In the first story of Tunnel Island, the new collection of short fiction from Gabriola Island, B.C., writer Bill Gaston, readers are introduced to the titular Gulf Island that forms the setting for the collection. “Tunnel Island,” he writes, “was mostly forest, but a few thousand people lived here and it had a bit of everything. A village they called Downtown. A small college. Huge estates, but also a soup kitchen. Heated rural politics.” Tunnel Island, however, is more than just a backdrop for these 11 stories; in all its paradoxes and contradictions, the island itself serves as the thematic core of the collection, the existential framework upon which the stories themselves are built.
In the opening story “The Caretaker,” for example, Jack, who is under a restraining order barring him from seeing his daughter, lives in a rented “tarpaper cabin,” and supplements his caretaker income by poaching seafood. Firmly ensconced on the lowest end of the island’s economic spectrum, his concept – to rent out the houses in his care on Airbnb – seems perfectly reasonable. After all, “He did a good job looking after these places, and maybe custodial pride made him feel he owned something of them.” Suffice it to say, the owners, on discovering his rental scam, don’t feel quite the same way..
Gaston, one of Canada’s most respected writers, with multiple prize nominations and awards, renders the key dichotomies of human nature, and of life on the island – beauty and violence, trust and betrayal, isolation and community, joy and heartbreak – with a deceptive ease and deftness. The language of the stories is powerful and closely observed, but never overworked, the careful craft subsumed in service to the narrative itself.
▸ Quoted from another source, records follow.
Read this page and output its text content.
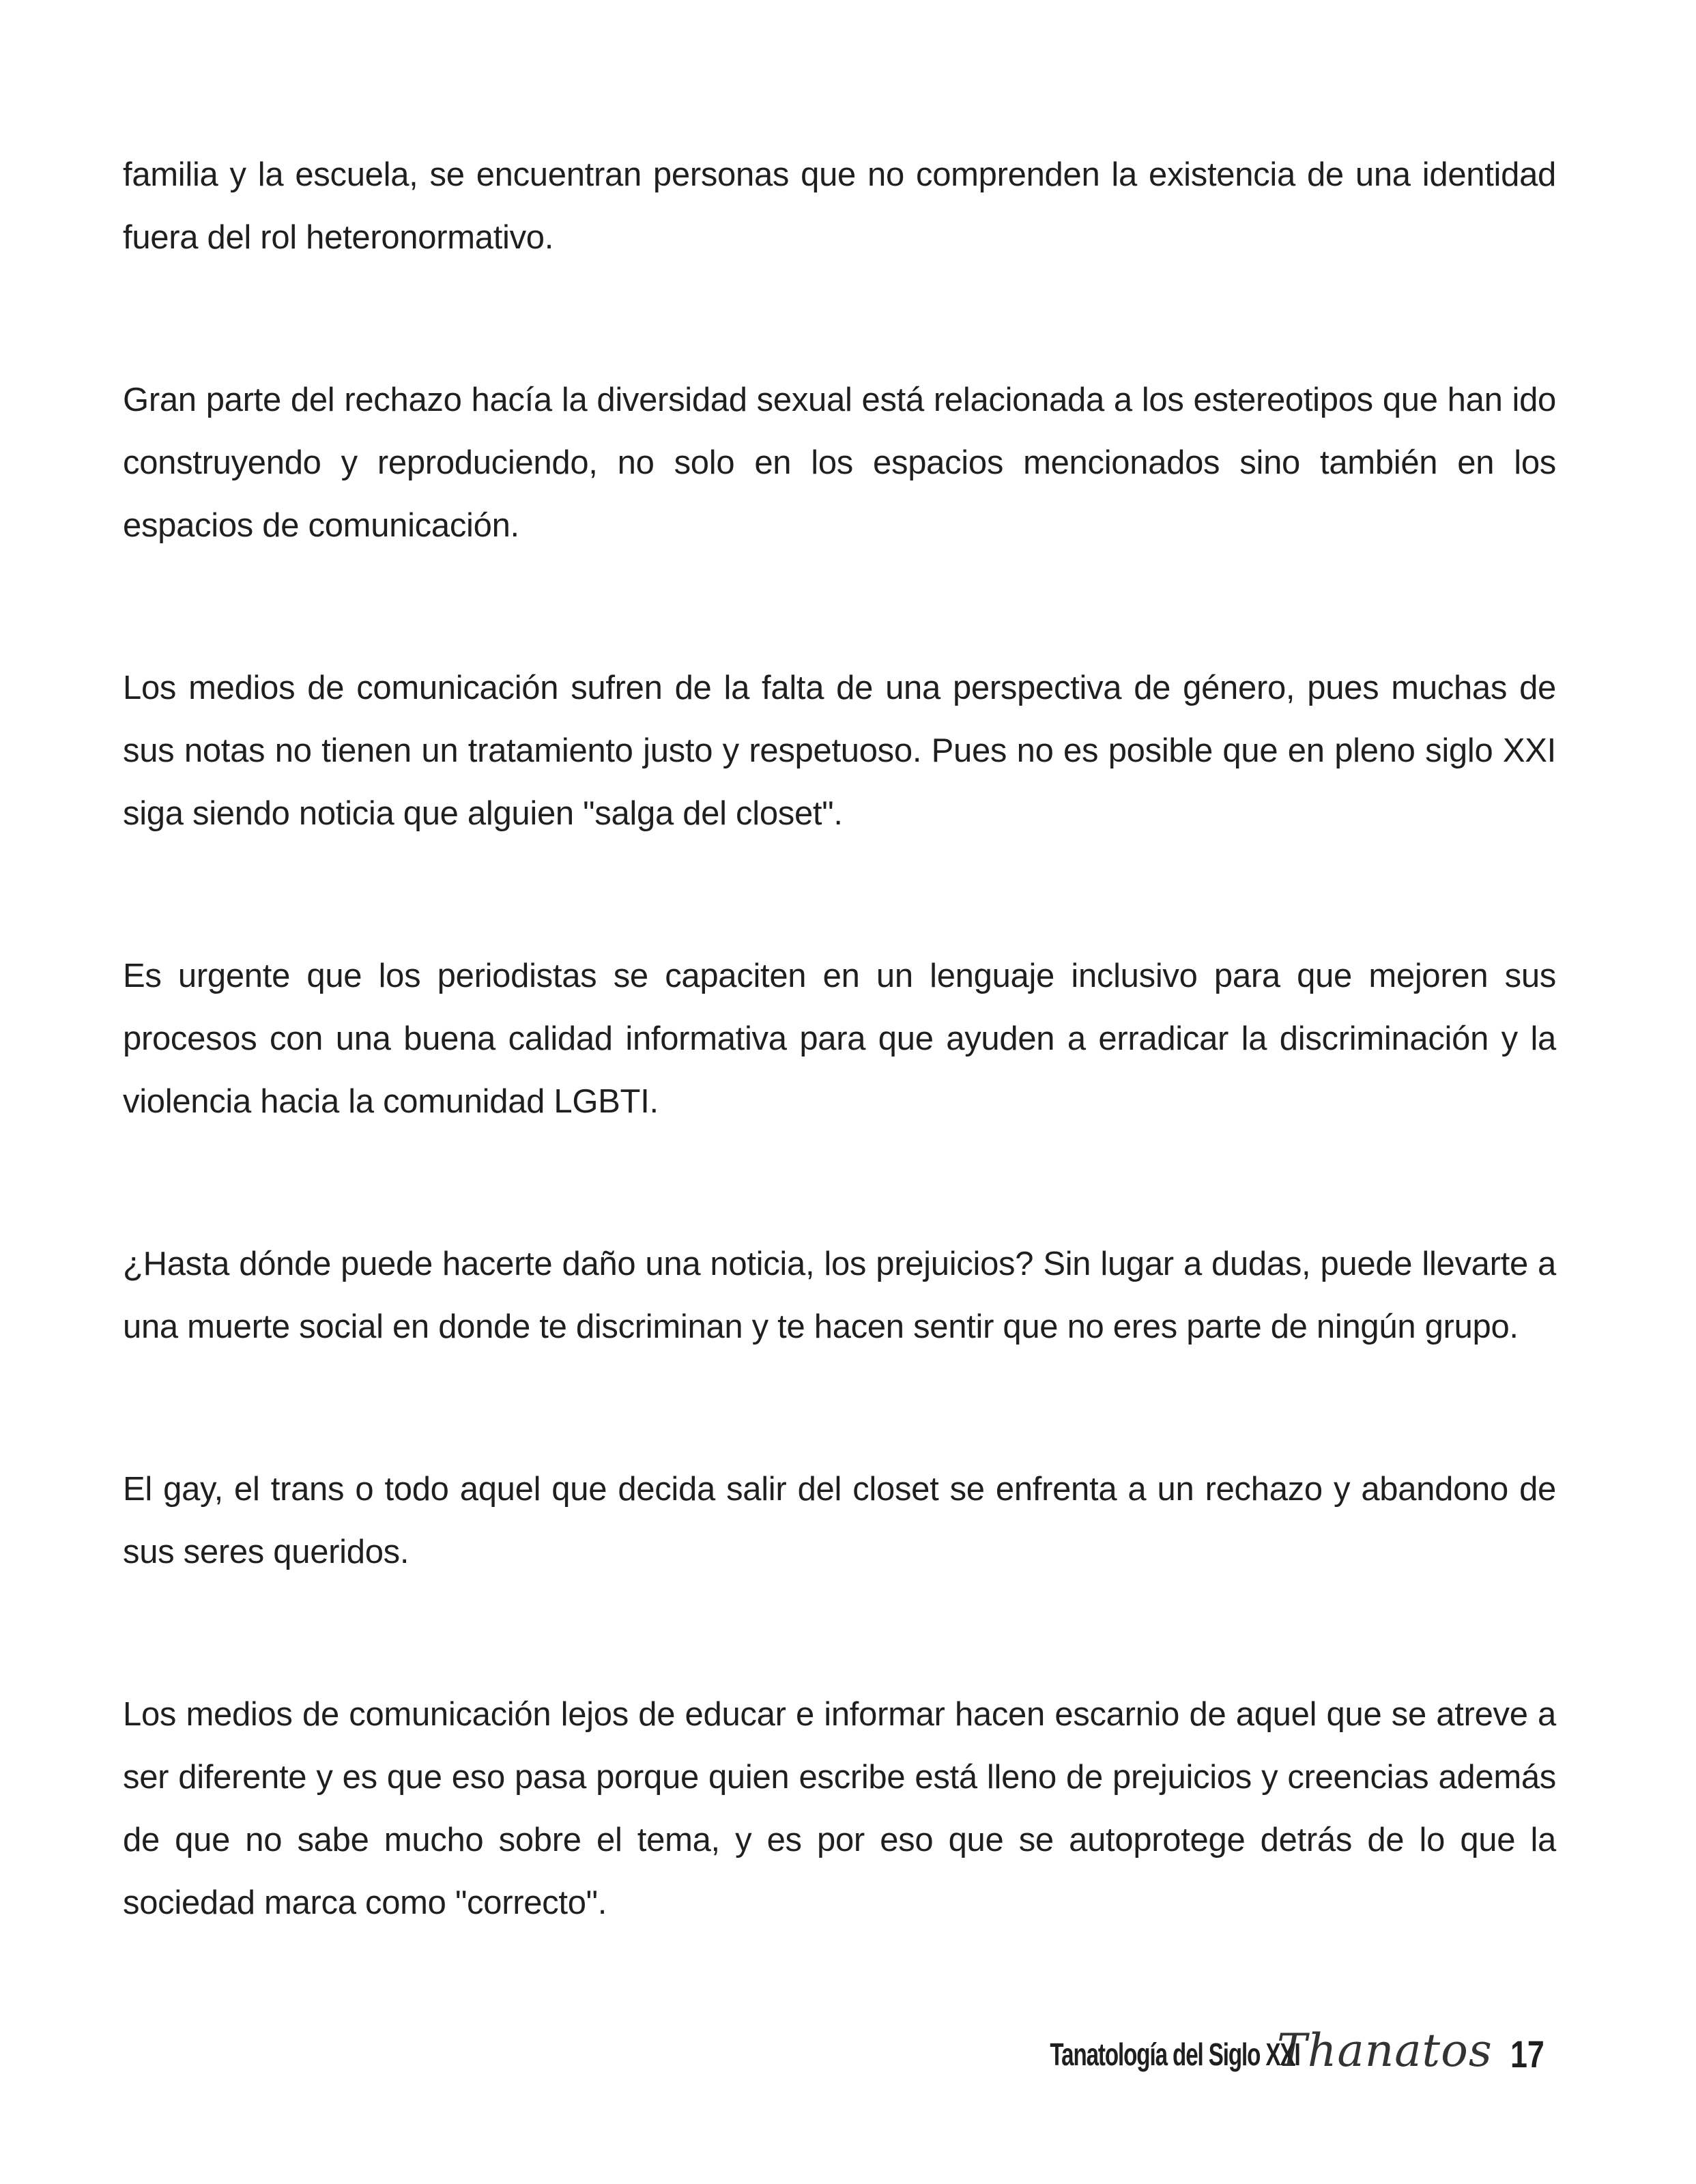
familia y la escuela, se encuentran personas que no comprenden la existencia de una identidad fuera del rol heteronormativo.

Gran parte del rechazo hacía la diversidad sexual está relacionada a los estereotipos que han ido construyendo y reproduciendo, no solo en los espacios mencionados sino también en los espacios de comunicación.

Los medios de comunicación sufren de la falta de una perspectiva de género, pues muchas de sus notas no tienen un tratamiento justo y respetuoso. Pues no es posible que en pleno siglo XXI siga siendo noticia que alguien "salga del closet".

Es urgente que los periodistas se capaciten en un lenguaje inclusivo para que mejoren sus procesos con una buena calidad informativa para que ayuden a erradicar la discriminación y la violencia hacia la comunidad LGBTI.

¿Hasta dónde puede hacerte daño una noticia, los prejuicios? Sin lugar a dudas, puede llevarte a una muerte social en donde te discriminan y te hacen sentir que no eres parte de ningún grupo.

El gay, el trans o todo aquel que decida salir del closet se enfrenta a un rechazo y abandono de sus seres queridos.

Los medios de comunicación lejos de educar e informar hacen escarnio de aquel que se atreve a ser diferente y es que eso pasa porque quien escribe está lleno de prejuicios y creencias además de que no sabe mucho sobre el tema, y es por eso que se autoprotege detrás de lo que la sociedad marca como "correcto".

Tanatología del Siglo XXI
Thanatos 17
In “Skelebones,” Walker, a “teacher of biology, nemesis of things irrational,” is spending Halloween night caring for Rachel, his partner of seven years. Rachel, “a witch without irony, good God,” has chosen Samhain, “‘when the veil between the two worlds is thinnest.’ … the holiest time of their year, though holy wasn’t one of their words,” for her death, and Walker spends the evening – and the story – at her bedside and bounding downstairs to hand out candy to trick-or-treaters. “Her breathing was more ragged and painful sounding,” Gaston writes, when Walker returns from one such jaunt, awarding candy to a “Pink Power Ranger” and “one girl [who] was made up way too sultry for a ten-year-old, but maybe on this night you could be anything you wanted, no matter how unclear you might be on what it meant.” “When he took [Rachel’s] hand, it twitched then relaxed. He let the back of her hand rest lightly in his palm. He could feel that she liked it, though outwardly nothing had changed.” The attention to detail is impressive, yet it doesn’t draw attention to itself; the reader remains profoundly immersed in Rachel’s gradual death, and the story builds to a moment of unexpected numinousness.
Rachel’s death – and Halloween itself – draws the diverse strands of the community together, underscoring one of the collection’s other strengths: while each story stands on its own, the collection reveals links throughout. Collections of linked stories are nothing new, of course, but the linkages, like Gaston’s prose, are never overplayed, functioning instead like the web of community on the island itself. Characters mentioned in passing – and often not by name – in one story are major characters in another.
Everything comes together in the collection’s closer, “Frank’s Christmas Story,” in which a fortuitous roadkill creates an opportunity for a community Christmas celebration. As the characters gather, and the event goes off the rails (be careful of your roadkill, kids), one may be reminded of the final line of one of the earlier stories: “‘You aren’t making up the story,’ he said, ‘when it’s about everybody.’” This could be Gaston’s credo for the collection, and, honestly, for his career as a whole.